O desafio se reinicia todo ano, com a entrada de novas crianças nos anos iniciais do ensino fundamental, que chegam ressabiadas, mas logo já se identificam com o tio fardado que as ajuda a chegar em segurança na porta da escola. Fazem questão de abraçá-lo antes de entrar, e os motoristas, habituados à cena, respeitam educadamente. "É um aprendizado para todos nós".
A lição que veio da experiência se reflete na vida pessoal e profissional do policial. A rigidez atrelada ao ofício amolece com o abraço sincero de uma criança. Na verdade, Rosmário nunca fez a linha policial durão - seguindo a postura necessária à função, que, é claro, por vezes exige a conduta mais firme, procura adotar a gentileza como estratégia. Com a fala tranquila, segura e sorriso no rosto, desarma qualquer pé atrás e ajuda a aproximar a instituição da comunidade. "É um trabalho que faz um bem tão grande para mim. Deve fazer para eles também, né?".
A comunidade concorda. "É nosso anjo", disse uma mãe que chegava para deixar a filha na escola. Cabo Rosmário fica sem jeito, agradece, e com essas e outras manifestações de carinho ganha mais motivação para o trabalho diário.
Todos os dias, Cabo Rosmário garante a segurança dos alunos na chegada à escola (Foto:Thaís Guimarães/CN)
Reconhecimento
O trabalho voluntário do policial é reconhecido.
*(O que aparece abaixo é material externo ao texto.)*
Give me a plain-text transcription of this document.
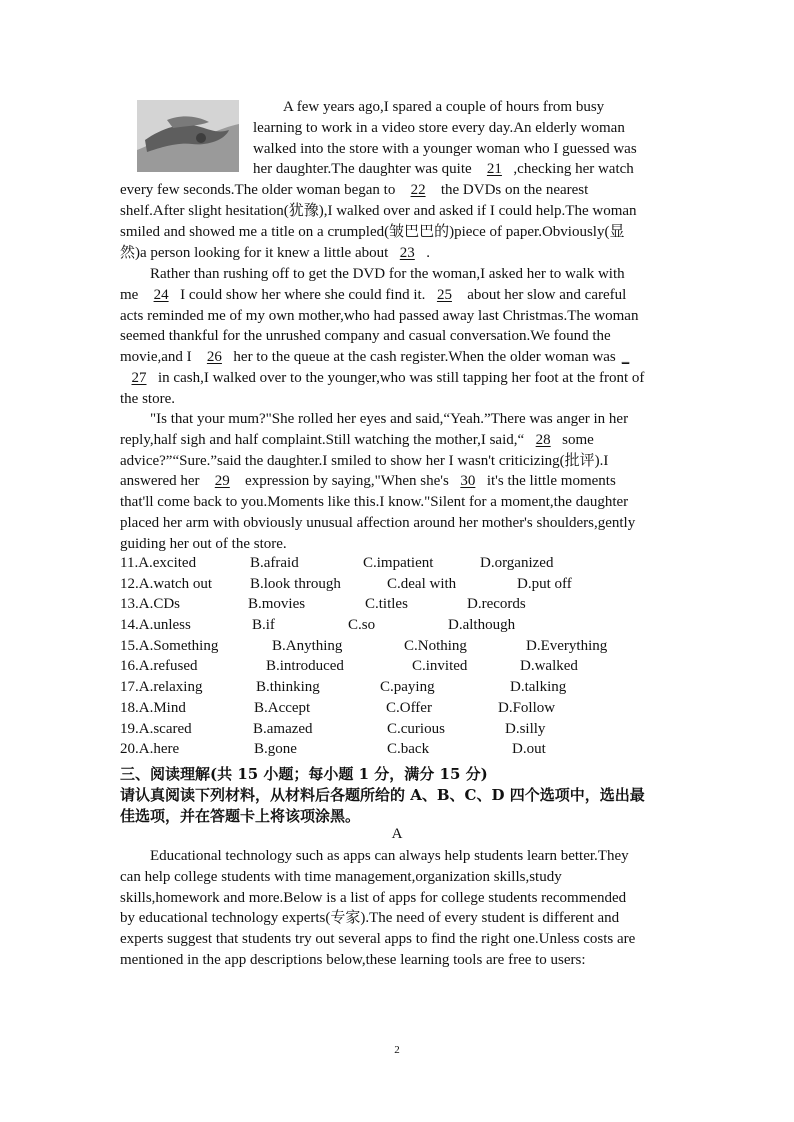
A few years ago,I spared a couple of hours from busy
learning to work in a video store every day.An elderly woman
walked into the store with a younger woman who I guessed was
her daughter.The daughter was quite 21 ,checking her watch
every few seconds.The older woman began to 22 the DVDs on the nearest
shelf.After slight hesitation(犹豫),I walked over and asked if I could help.The woman
smiled and showed me a title on a crumpled(皱巴巴的)piece of paper.Obviously(显
然)a person looking for it knew a little about 23 .
Rather than rushing off to get the DVD for the woman,I asked her to walk with
me 24 I could show her where she could find it. 25 about her slow and careful
acts reminded me of my own mother,who had passed away last Christmas.The woman
seemed thankful for the unrushed company and casual conversation.We found the
movie,and I 26 her to the queue at the cash register.When the older woman was _
27 in cash,I walked over to the younger,who was still tapping her foot at the front of
the store.
"Is that your mum?"She rolled her eyes and said,“Yeah.”There was anger in her
reply,half sigh and half complaint.Still watching the mother,I said,“ 28 some
advice?”“Sure.”said the daughter.I smiled to show her I wasn't criticizing(批评).I
answered her 29 expression by saying,"When she's 30 it's the little moments
that'll come back to you.Moments like this.I know."Silent for a moment,the daughter
placed her arm with obviously unusual affection around her mother's shoulders,gently
guiding her out of the store.
11.A.excited	B.afraid	C.impatient	D.organized
12.A.watch out	B.look through	C.deal with	D.put off
13.A.CDs	B.movies	C.titles	D.records
14.A.unless	B.if	C.so	D.although
15.A.Something	B.Anything	C.Nothing	D.Everything
16.A.refused	B.introduced	C.invited	D.walked
17.A.relaxing	B.thinking	C.paying	D.talking
18.A.Mind	B.Accept	C.Offer	D.Follow
19.A.scared	B.amazed	C.curious	D.silly
20.A.here	B.gone	C.back	D.out
三、阅读理解(共 15 小题；每小题 1 分，满分 15 分)
请认真阅读下列材料，从材料后各题所给的 A、B、C、D 四个选项中，选出最
佳选项，并在答题卡上将该项涂黑。
A
Educational technology such as apps can always help students learn better.They
can help college students with time management,organization skills,study
skills,homework and more.Below is a list of apps for college students recommended
by educational technology experts(专家).The need of every student is different and
experts suggest that students try out several apps to find the right one.Unless costs are
mentioned in the app descriptions below,these learning tools are free to users:
2
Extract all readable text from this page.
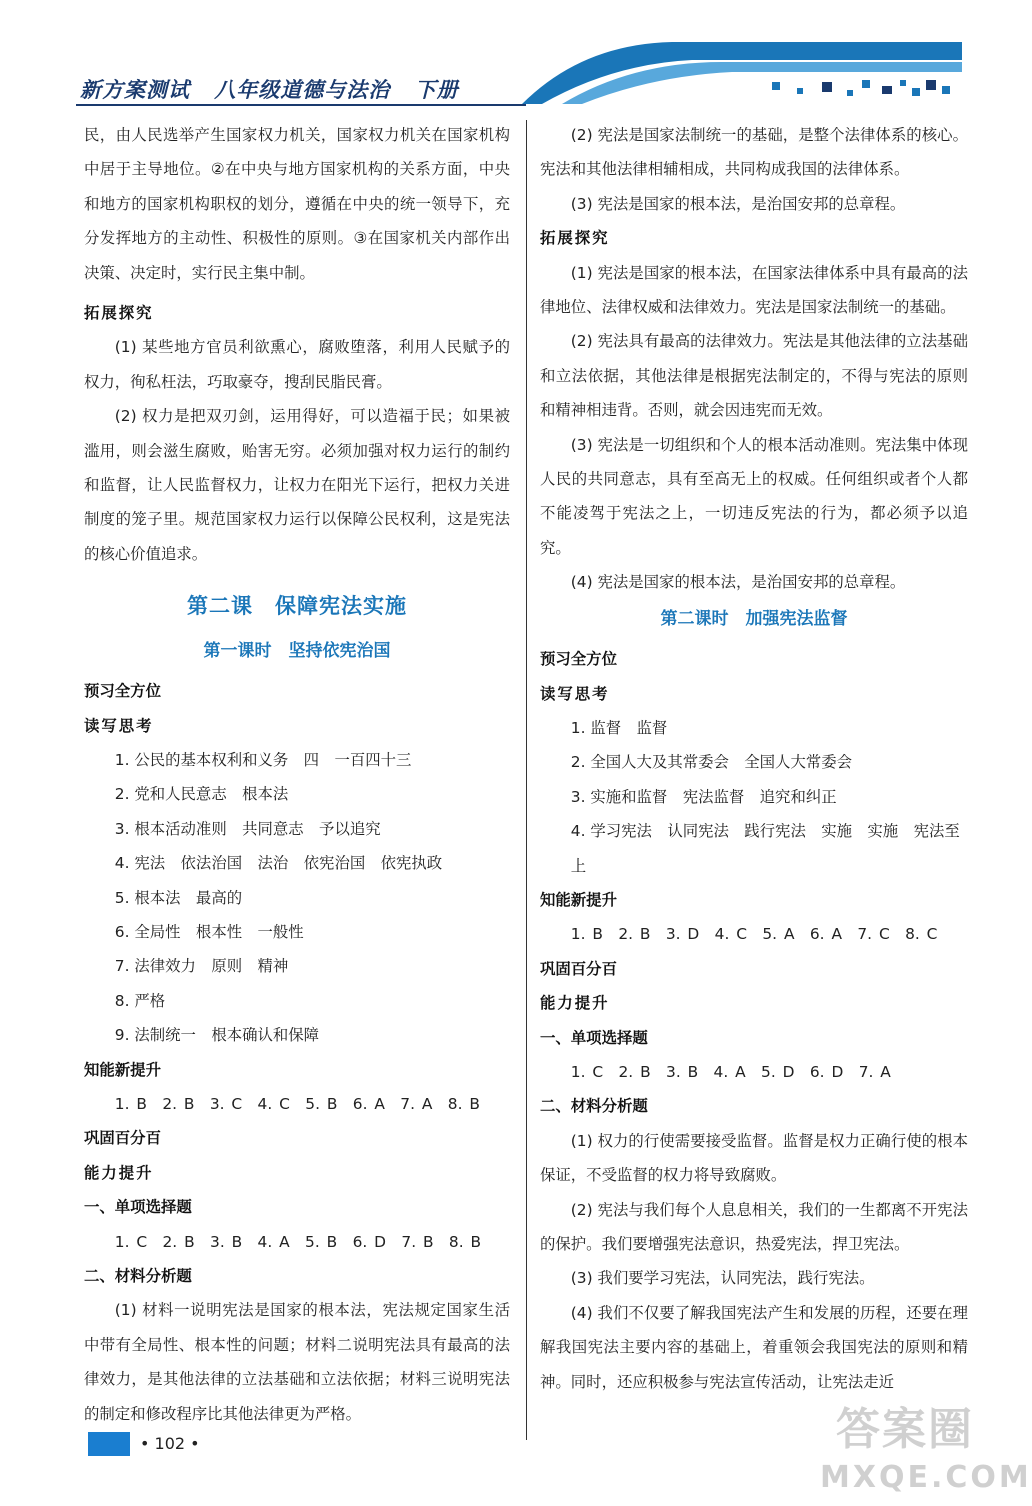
新方案测试 八年级道德与法治 下册

民，由人民选举产生国家权力机关，国家权力机关在国家机构中居于主导地位。②在中央与地方国家机构的关系方面，中央和地方的国家机构职权的划分，遵循在中央的统一领导下，充分发挥地方的主动性、积极性的原则。③在国家机关内部作出决策、决定时，实行民主集中制。

拓展探究

(1) 某些地方官员利欲熏心，腐败堕落，利用人民赋予的权力，徇私枉法，巧取豪夺，搜刮民脂民膏。

(2) 权力是把双刃剑，运用得好，可以造福于民；如果被滥用，则会滋生腐败，贻害无穷。必须加强对权力运行的制约和监督，让人民监督权力，让权力在阳光下运行，把权力关进制度的笼子里。规范国家权力运行以保障公民权利，这是宪法的核心价值追求。

第二课　保障宪法实施

第一课时　坚持依宪治国

预习全方位

读写思考

1. 公民的基本权利和义务　四　一百四十三

2. 党和人民意志　根本法

3. 根本活动准则　共同意志　予以追究

4. 宪法　依法治国　法治　依宪治国　依宪执政

5. 根本法　最高的

6. 全局性　根本性　一般性

7. 法律效力　原则　精神

8. 严格

9. 法制统一　根本确认和保障

知能新提升

1. B　2. B　3. C　4. C　5. B　6. A　7. A　8. B

巩固百分百

能力提升

一、单项选择题

1. C　2. B　3. B　4. A　5. B　6. D　7. B　8. B

二、材料分析题

(1) 材料一说明宪法是国家的根本法，宪法规定国家生活中带有全局性、根本性的问题；材料二说明宪法具有最高的法律效力，是其他法律的立法基础和立法依据；材料三说明宪法的制定和修改程序比其他法律更为严格。

(2) 宪法是国家法制统一的基础，是整个法律体系的核心。宪法和其他法律相辅相成，共同构成我国的法律体系。

(3) 宪法是国家的根本法，是治国安邦的总章程。

拓展探究

(1) 宪法是国家的根本法，在国家法律体系中具有最高的法律地位、法律权威和法律效力。宪法是国家法制统一的基础。

(2) 宪法具有最高的法律效力。宪法是其他法律的立法基础和立法依据，其他法律是根据宪法制定的，不得与宪法的原则和精神相违背。否则，就会因违宪而无效。

(3) 宪法是一切组织和个人的根本活动准则。宪法集中体现人民的共同意志，具有至高无上的权威。任何组织或者个人都不能凌驾于宪法之上，一切违反宪法的行为，都必须予以追究。

(4) 宪法是国家的根本法，是治国安邦的总章程。

第二课时　加强宪法监督

预习全方位

读写思考

1. 监督　监督

2. 全国人大及其常委会　全国人大常委会

3. 实施和监督　宪法监督　追究和纠正

4. 学习宪法　认同宪法　践行宪法　实施　实施　宪法至上

知能新提升

1. B　2. B　3. D　4. C　5. A　6. A　7. C　8. C

巩固百分百

能力提升

一、单项选择题

1. C　2. B　3. B　4. A　5. D　6. D　7. A

二、材料分析题

(1) 权力的行使需要接受监督。监督是权力正确行使的根本保证，不受监督的权力将导致腐败。

(2) 宪法与我们每个人息息相关，我们的一生都离不开宪法的保护。我们要增强宪法意识，热爱宪法，捍卫宪法。

(3) 我们要学习宪法，认同宪法，践行宪法。

(4) 我们不仅要了解我国宪法产生和发展的历程，还要在理解我国宪法主要内容的基础上，着重领会我国宪法的原则和精神。同时，还应积极参与宪法宣传活动，让宪法走近

• 102 •	答案圈
MXQE.COM
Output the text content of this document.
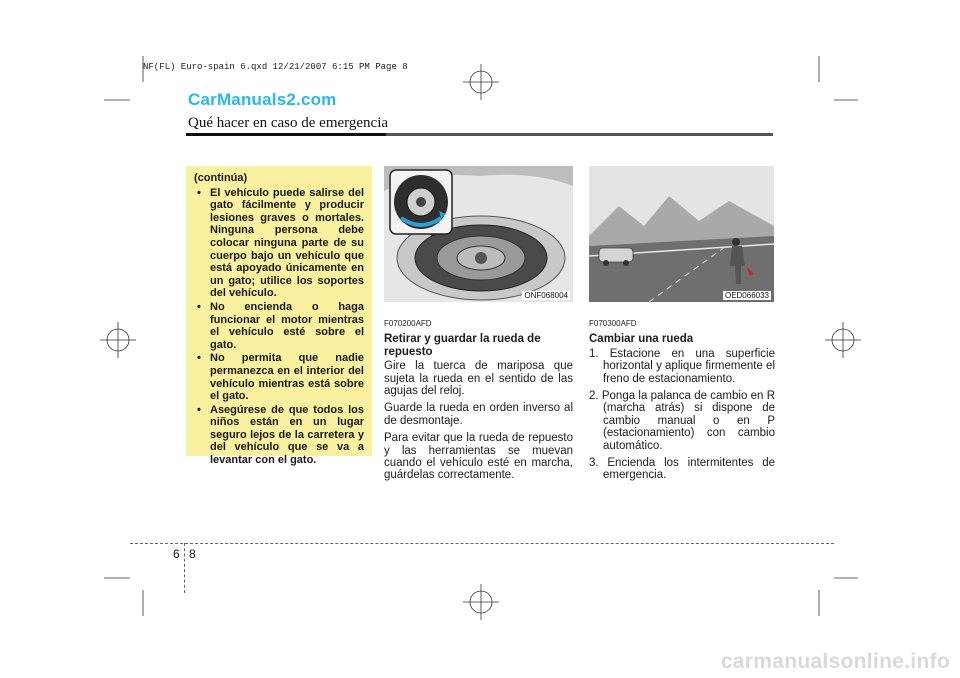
NF(FL) Euro-spain 6.qxd 12/21/2007 6:15 PM Page 8
CarManuals2.com
Qué hacer en caso de emergencia
(continúa)
• El vehículo puede salirse del gato fácilmente y producir lesiones graves o mortales. Ninguna persona debe colocar ninguna parte de su cuerpo bajo un vehículo que está apoyado únicamente en un gato; utilice los soportes del vehículo.
• No encienda o haga funcionar el motor mientras el vehículo esté sobre el gato.
• No permita que nadie permanezca en el interior del vehículo mientras está sobre el gato.
• Asegúrese de que todos los niños están en un lugar seguro lejos de la carretera y del vehículo que se va a levantar con el gato.
ONF068004	OED066033
F070200AFD
Retirar y guardar la rueda de repuesto
Gire la tuerca de mariposa que sujeta la rueda en el sentido de las agujas del reloj.
Guarde la rueda en orden inverso al de desmontaje.
Para evitar que la rueda de repuesto y las herramientas se muevan cuando el vehículo esté en marcha, guárdelas correctamente.
F070300AFD
Cambiar una rueda
1. Estacione en una superficie horizontal y aplique firmemente el freno de estacionamiento.
2. Ponga la palanca de cambio en R (marcha atrás) si dispone de cambio manual o en P (estacionamiento) con cambio automático.
3. Encienda los intermitentes de emergencia.
6 8
carmanualsonline.info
Desde cartinhas das crianças que guarda com carinho até a mais recente homenagem: a Câmara de Vereadores de Canoinhas vai conceder ao cabo Rosmário a "Medalha do Contestado", como forma de reconhecimento pelos serviços prestados ao município. Durante discussão do requerimento assinado por toda a edilidade, no início do mês, os vereadores ressaltaram o valor do trabalho voluntário, que deveria ser considerado por mais pessoas.
A homenagem, que ainda não tem data para acontecer, tem uma motivação especial. Depois de oito anos no Corpo Temporário, tempo em que fez questão de se manter na função mesmo após a aposentadoria, cabo Rosmário está na reta final do prazo para sair da instituição.
O policial se emociona e as palavras lhe faltam ao ser perguntado sobre como encara a aposentadoria. Como se adaptará à nova rotina, não sabe dizer. Sabe que quer continuar realizando trabalho voluntário e espera que mais pessoas se sensibilizem para o voluntariado. Porque além do bem para o próximo, ele garante que há o retorno pessoal. "Há tanta gente precisando e a gente sempre pode se doar um pouco".